I am trying to use scipy.ndimage.correlate to replicate the output of IDL convol() function. The IDL function only calculates elements where there is full overlap between the input and the kernel.
So, for example if
input = np.array([[1,2,3],[4,5,6],[7,8,9]]]
kernel = np.array([[0,0,0],[0,1,0],[0,0,0]])
scipy.ndimage.correlate(input, kernel) = [[0,0,0],[0,5,0],[0,0,0]]
Is this possible?
In SciPy, if you want to control the behavior of how scipy.ndimage.correlate() extends the input argument beyond the edges of the input, you can use the mode argument. This unfortunately doesn't help you, because there is no mode argument that results in setting the output to zero when an edge is encountered.
That being said, I have two ideas for how you could solve this.
Step one, determine the places where your correlation is valid. You could do this by convolving a uniform filter of the same size as your kernel over an input of all zeros. This should be zero everywhere. Then, you tell it to fill in the edges with a non-zero edge, and you find all the places where the kernel overlaps with some edge value. You check if the output is zero. If it is, then the kernel is completely contained within the input.
Step two, you can use this array to set the areas where the kernel overlaps with an edge to zero.
Here's a full example.
import numpy as np
import scipy
input = np.array([[1,2,3],[4,5,6],[7,8,9]])

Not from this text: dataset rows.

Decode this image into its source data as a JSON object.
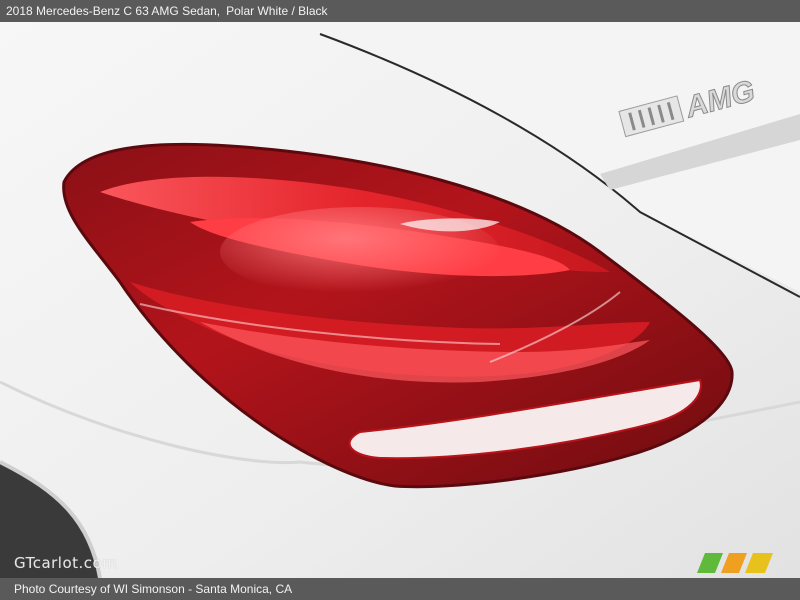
{
  "header": {
    "title": "2018 Mercedes-Benz C 63 AMG Sedan,",
    "color": "Polar White / Black"
  },
  "photo": {
    "badge_text": "AMG",
    "watermark": "GTcarlot.com",
    "logo_text": "GTcarlot"
  },
  "footer": {
    "credit": "Photo Courtesy of WI Simonson - Santa Monica, CA"
  },
  "colors": {
    "bar": "#5a5a5a",
    "paint": "#f2f2f2",
    "lamp_red": "#c8181e",
    "lamp_dark": "#6e0c10"
  }
}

kernel = np.array([[0,0,0],[0,1,0],[0,0,0]])
def idl_convol(input_array, kernel):
validity_input = np.zeros_like(input_array, dtype='float32')
defined = scipy.ndimage.uniform_filter(validity_input, kernel.shape, mode='constant', cval=1) == 0
return defined * scipy.ndimage.correlate(input_array, kernel)
print(idl_convol(input, kernel))
Output:
[[0 0 0]
[0 5 0]
[0 0 0]]
I also tried an approach which computes this by setting the edges of the array to zero. On large arrays, this is much faster than idea #1.
import numpy as np
import scipy
input = np.array([[1,2,3],[4,5,6],[7,8,9]])
kernel = np.array([[0,0,0],[0,1,0],[0,0,0]])
def idl_convol_trim(input_array, kernel):
kernel = np.asarray(kernel)
output = scipy.ndimage.correlate(input_array, kernel)
trim_edges(output, kernel)
return output
def trim_edges(output, kernel):
for axis_pos, axis_length in enumerate(kernel.shape):
assert axis_length % 2 == 1, "Kernel must have odd size"
zeros_to_add = axis_length // 2
if zeros_to_add == 0:
continue
output_axis = np.moveaxis(output, axis_pos, 0)
output_axis[:zeros_to_add] = 0
output_axis[-zeros_to_add:] = 0
print(idl_convol_trim(input, kernel))
Timing data for 1000x1000 input:
Find valid via convolution
14.3 ms ± 177 µs per loop (mean ± std. dev. of 7 runs, 100 loops each)
Mask invalid via indexing
6.38 ms ± 25.8 µs per loop (mean ± std. dev. of 7 runs, 100 loops each)
The downside of this approach is 1) it's more complex, and 2) it's harder to modify to make changes like an even-sized kernel or non-centered kernel.
Note for people who are not using IDL: these code examples use correlate(), not convolve(). This is because IDL defines convol() as correlation. If you actually want convolution, use scipy.ndimage.convolve().